La marche en avant de Toyota dans l'Hexagone
habillage
banniere_haut

La marche en avant de Toyota dans l'Hexagone

Grâce à l'enrichissement de sa gamme, le constructeur japonais veut continuer de grignoter des parts de marché en France. Thierry Lespiaucq, directeur général commercial, explique ces développements.

Par Jean Pierre Genet
Publié le

L'argus. Compte tenu de la bonne tenue du marché français depuis le début de l'année, avez-vous révisé à la hausse votre objectif de 42 000 ventes pour 1999 ?

Thierry Lespiaucq. Non, malheureusement, car nous partons sur des objectifs figés, avec des approvisionnements fixés.

Quand le marché baisse, nous arrivons à nous maintenir, mais quand il croît de façon imprévue, nous restons à nos chiffres. Nous avons très peu de flexibilité pour nous approvisionner. Mais l'année prochaine, nous tablons sur 50 000 immatriculations. Pour 2001, nous visons les 60 000. Par la suite, notre progression ne sera pas linéaire mais dépendra de notre cycle de renouvellement de modèles.

L'argus. Quel est le calendrier de lancement des nouveaux produits présentés au salon de Francfort ?

T. L. En novembre, nous aurons le Verso et le Coupé Celica ; début octobre, la Yaris 1300. Un diesel common rail sera disponible sur l'Avensis. Au printemps prochain, arriveront le MRS et le roadster. L'année 2000 sera une année de transition qui permettra à la Yaris de tourner à son régime de croisière. Il ne lui manquera que les moteurs Diesel. Enfin, le Verso va commencer à monter en puissance : nous visons les 5 000 en 2000. Mais il n'existe rien d'équivalent, et il est difficile de pronostiquer...

L'argus. Qu'attendez-vous de la Prius et de son moteur hybride ?

T. L. Il est très difficile de faire un pronostic sur un concept totalement nouveau. La Prius sera la démonstration que Toyota est à même de mettre sur la route des véhicules à technologie très avancée. Ce sera un très gros enjeu en matière de formation pour le réseau. Mais la voiture sera sans doute un peu plus chère qu'un véhicule classique.

T. L. Plus d'un véhicule Toyota sur deux commercialisés en France sera fabriqué dans des usines européennes. Un système de livraison en flux tendu entre ces centres de production et les concessionnaires va-t-il être mis en place ?

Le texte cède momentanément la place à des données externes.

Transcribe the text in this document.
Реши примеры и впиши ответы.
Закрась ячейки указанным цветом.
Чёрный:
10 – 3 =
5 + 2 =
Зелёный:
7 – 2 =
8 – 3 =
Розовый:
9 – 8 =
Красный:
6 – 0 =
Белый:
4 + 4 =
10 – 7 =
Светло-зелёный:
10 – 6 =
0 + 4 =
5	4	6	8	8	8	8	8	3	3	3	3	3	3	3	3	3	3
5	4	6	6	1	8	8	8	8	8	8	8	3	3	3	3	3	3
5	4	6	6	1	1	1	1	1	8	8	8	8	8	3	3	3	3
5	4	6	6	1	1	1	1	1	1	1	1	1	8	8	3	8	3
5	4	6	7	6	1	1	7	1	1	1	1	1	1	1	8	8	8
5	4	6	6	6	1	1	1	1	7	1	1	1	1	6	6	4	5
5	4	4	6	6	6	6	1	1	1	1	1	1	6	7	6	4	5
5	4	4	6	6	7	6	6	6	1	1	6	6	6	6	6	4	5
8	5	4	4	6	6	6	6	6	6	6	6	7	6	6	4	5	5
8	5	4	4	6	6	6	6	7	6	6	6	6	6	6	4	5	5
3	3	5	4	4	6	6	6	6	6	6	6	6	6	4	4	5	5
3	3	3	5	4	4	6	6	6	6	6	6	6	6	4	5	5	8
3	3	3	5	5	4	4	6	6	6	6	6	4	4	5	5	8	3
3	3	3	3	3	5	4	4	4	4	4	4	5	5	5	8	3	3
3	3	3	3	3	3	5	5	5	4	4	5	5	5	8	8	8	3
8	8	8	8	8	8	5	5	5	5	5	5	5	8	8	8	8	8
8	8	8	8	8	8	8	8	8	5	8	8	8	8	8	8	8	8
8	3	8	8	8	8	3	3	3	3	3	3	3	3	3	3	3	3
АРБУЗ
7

T. L. Nous cherchons à réduire les délais, y compris pour les véhicules importés du Japon. Pour cela, nous réfléchissons à mettre en commun un maximum de stocks à l'échelon européen. L'intérêt d'un stock central (ndlr : qui se substitue en partie au stock des concessions) est de permettre de satisfaire, dans les meilleurs délais, la demande précise d'un client et d'améliorer l'offre et la disponibilité. Mais cela suppose une harmonisation de l'équipement des voitures des différents marchés, comme c'est déjà le cas pour la Celica. Ce système sera mis en place avec des transporteurs respectant les délais imposés à des coûts raisonnables.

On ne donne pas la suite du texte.